Lawmakers push national Amber alert system
'Unparalleled record' of finding children
WASHINGTON (CNN) -- A bipartisan group of senators is pushing legislation to expand the reach of a child abduction alert system across state lines. Amber alerts, currently used in all or parts of 26 states, have aided in the safe return of more than two dozen abducted children, lawmakers said.
The bill -- sponsored by Sen. Kay Bailey Hutchison, R-Texas; Dianne Feinstein D-California. and about 20 other lawmakers -- would establish an Amber alert coordinator in the Justice Department to communicate with states and determine whether more than one state should issue an alert when a child is abducted.
The legislation would also provide $25 million in federal matching grants to states to help them buy electronic highway signs and other equipment needed to set up an Amber alert system, as well as education and training programs.
Under the current system, local law enforcement and broadcasters team up to issue immediate emergency alerts to state agencies, posting pertinent information on electronic highway signs and distributing information through the news media.
The alert system is credited with recovering 27 children nationwide and gained prominence last month when two teenage girls were kidnapped at gunpoint near Lancaster, California. Authorities credited the alert for helping them rescue the girls.
"We've had 13 Amber alerts in California in one month," Feinstein said in unveiling the legislation Tuesday. "One was a misstep. All other 12 have resulted in the return of the child. Eight were abductions from strangers and four involved family members. Now that's an unparalleled record."
A Senate Judiciary subcommittee held a hearing on the bill Wednesday. Reps. Jennifer Dunn, R-Washington, and Martin Frost, D-Texas, are sponsoring a similar bill in the House.

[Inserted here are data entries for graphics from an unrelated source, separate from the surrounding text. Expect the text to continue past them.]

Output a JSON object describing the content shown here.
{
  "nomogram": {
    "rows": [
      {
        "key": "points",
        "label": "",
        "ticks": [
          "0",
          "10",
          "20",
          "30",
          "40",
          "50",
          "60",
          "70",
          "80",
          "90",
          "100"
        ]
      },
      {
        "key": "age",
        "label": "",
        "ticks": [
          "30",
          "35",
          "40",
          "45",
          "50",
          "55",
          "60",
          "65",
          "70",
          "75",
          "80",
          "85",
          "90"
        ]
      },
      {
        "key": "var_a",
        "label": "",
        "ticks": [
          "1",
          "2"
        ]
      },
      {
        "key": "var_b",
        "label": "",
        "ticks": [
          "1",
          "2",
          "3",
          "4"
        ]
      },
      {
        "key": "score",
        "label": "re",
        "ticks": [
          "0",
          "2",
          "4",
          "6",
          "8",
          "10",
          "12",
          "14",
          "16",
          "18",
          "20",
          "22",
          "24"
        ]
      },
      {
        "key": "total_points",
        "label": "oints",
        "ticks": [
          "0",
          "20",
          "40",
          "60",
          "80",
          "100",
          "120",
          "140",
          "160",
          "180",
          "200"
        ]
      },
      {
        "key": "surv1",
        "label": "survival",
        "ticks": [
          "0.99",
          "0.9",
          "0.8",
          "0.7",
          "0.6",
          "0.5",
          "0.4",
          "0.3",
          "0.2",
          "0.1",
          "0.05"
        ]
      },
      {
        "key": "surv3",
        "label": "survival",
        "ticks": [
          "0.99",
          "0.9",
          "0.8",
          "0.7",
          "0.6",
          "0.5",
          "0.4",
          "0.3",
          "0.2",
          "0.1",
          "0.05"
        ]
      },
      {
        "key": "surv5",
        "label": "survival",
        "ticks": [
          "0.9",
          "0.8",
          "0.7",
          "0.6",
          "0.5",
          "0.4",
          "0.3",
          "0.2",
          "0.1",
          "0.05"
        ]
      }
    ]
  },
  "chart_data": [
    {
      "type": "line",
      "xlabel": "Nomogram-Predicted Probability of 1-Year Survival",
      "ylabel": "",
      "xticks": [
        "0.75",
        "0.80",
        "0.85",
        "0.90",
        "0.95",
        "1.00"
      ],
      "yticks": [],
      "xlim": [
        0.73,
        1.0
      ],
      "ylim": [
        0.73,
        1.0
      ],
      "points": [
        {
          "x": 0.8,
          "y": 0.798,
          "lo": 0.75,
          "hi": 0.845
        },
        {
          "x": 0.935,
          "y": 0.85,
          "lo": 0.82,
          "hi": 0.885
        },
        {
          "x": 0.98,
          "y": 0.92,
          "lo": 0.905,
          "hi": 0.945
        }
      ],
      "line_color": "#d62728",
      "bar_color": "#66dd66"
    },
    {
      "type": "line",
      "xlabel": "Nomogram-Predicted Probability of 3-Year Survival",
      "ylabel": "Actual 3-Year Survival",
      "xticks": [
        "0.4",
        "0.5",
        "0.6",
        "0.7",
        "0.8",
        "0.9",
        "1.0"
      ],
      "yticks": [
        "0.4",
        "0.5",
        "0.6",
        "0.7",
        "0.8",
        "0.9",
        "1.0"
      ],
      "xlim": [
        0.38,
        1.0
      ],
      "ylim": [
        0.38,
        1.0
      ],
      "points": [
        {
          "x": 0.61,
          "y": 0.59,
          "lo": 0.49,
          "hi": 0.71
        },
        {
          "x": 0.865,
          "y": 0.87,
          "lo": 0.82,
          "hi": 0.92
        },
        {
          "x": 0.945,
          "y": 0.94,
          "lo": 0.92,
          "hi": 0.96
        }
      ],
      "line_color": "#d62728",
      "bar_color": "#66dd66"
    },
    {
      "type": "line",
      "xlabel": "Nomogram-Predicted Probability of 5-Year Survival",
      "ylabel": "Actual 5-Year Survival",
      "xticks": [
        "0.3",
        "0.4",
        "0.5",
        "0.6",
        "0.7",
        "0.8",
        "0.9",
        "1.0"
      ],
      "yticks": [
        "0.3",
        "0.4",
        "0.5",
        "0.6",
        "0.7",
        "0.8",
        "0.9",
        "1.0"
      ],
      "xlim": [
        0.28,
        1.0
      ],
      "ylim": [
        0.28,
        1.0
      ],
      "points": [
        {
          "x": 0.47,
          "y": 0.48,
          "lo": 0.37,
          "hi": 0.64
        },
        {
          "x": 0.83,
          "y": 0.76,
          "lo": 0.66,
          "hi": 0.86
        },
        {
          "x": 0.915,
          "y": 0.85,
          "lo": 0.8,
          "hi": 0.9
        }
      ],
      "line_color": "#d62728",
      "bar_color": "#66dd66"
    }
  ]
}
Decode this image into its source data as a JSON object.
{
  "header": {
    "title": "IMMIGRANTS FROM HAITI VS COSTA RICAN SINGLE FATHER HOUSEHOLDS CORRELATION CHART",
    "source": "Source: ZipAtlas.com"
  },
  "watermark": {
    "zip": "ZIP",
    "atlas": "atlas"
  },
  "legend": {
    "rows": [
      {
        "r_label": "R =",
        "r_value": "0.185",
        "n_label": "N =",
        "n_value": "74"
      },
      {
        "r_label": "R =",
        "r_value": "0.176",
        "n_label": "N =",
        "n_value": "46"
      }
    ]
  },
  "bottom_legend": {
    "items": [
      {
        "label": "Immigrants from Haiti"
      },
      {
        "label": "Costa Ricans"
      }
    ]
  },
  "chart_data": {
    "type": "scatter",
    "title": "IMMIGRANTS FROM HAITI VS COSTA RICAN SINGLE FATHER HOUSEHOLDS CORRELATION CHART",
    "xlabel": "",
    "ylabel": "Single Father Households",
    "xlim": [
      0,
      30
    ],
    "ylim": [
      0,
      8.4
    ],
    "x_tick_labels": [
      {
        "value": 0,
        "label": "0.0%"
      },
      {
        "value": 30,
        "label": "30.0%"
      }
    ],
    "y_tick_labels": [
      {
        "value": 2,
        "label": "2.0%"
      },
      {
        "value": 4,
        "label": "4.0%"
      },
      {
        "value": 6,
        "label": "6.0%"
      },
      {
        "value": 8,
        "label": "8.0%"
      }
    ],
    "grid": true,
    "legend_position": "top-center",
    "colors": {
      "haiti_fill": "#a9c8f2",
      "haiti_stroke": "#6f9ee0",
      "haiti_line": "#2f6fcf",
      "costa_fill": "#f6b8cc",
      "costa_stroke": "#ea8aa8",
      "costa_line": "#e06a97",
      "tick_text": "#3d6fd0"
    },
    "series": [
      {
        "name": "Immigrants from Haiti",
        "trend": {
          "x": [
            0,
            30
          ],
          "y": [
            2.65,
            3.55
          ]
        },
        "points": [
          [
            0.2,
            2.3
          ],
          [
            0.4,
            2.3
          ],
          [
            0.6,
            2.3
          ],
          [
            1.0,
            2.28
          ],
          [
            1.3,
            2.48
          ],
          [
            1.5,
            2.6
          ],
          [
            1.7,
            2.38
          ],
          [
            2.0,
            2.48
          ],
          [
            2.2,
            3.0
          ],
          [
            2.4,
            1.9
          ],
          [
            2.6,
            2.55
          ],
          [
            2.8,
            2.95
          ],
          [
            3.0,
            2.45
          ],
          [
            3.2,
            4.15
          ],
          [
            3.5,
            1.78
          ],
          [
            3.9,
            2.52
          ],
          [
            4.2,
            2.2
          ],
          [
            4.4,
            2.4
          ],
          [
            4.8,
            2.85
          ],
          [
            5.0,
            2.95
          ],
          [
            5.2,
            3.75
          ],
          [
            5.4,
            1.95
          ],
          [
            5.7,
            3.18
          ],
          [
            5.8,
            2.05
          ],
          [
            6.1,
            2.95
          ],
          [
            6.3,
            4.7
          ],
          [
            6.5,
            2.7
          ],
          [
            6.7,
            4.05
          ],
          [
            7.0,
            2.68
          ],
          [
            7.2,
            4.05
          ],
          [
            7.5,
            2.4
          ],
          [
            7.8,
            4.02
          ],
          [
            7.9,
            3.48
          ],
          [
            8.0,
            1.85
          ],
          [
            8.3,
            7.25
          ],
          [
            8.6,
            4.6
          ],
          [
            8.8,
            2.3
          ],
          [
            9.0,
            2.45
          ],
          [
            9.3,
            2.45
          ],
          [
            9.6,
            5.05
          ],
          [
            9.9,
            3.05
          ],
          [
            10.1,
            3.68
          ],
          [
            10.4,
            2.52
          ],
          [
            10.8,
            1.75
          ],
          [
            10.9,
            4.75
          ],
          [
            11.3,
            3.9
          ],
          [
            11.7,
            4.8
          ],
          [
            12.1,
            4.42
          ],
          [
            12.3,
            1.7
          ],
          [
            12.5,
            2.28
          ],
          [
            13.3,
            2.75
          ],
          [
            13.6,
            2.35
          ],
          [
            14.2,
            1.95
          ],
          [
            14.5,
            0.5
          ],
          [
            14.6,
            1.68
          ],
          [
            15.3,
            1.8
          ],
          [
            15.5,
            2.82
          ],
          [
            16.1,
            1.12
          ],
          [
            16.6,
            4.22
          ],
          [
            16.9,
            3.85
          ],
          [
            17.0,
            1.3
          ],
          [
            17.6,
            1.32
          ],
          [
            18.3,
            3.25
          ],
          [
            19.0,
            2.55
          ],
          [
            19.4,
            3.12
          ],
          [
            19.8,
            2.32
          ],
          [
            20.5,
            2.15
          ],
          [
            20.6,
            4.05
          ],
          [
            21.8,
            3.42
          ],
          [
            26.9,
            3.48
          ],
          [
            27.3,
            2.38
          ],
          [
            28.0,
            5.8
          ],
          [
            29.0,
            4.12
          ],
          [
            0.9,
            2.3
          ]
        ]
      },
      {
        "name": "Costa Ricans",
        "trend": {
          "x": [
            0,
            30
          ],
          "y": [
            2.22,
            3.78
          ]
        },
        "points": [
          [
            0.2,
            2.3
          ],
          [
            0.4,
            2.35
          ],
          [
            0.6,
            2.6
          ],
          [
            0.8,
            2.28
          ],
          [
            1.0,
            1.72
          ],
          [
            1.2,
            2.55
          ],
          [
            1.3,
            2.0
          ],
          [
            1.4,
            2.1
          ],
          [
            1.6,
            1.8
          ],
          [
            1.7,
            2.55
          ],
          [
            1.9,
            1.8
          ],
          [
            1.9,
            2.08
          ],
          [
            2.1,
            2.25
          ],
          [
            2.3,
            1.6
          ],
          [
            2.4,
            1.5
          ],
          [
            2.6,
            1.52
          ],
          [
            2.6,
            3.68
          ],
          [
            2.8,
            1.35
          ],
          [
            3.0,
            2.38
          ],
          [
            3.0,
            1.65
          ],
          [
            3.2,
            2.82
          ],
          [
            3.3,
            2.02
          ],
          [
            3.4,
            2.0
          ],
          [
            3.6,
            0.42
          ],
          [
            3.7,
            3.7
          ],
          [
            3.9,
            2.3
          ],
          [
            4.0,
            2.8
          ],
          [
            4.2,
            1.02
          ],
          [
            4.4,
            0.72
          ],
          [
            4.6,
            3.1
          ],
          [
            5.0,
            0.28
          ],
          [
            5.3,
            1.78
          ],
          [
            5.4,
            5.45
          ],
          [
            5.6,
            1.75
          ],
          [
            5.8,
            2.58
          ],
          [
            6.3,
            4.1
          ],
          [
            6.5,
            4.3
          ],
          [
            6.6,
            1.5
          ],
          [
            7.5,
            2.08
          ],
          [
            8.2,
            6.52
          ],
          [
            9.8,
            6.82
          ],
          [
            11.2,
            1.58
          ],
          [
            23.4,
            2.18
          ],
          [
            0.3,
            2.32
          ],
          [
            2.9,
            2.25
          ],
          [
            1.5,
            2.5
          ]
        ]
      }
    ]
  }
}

Rep. Mark Foley, R-Florida, has another version of the legislation; his bill would require states to set up an Amber alert program before getting any federal funds. Foley's bill would commit about $99.5 million to the program for the first year.
The alert system is named after Amber Hagerman, a 9-year-old girl who was kidnapped and murdered in Texas in 1996. Lawmakers said "Amber" is also an acronym for America's Missing: Broadcast Emergency Response.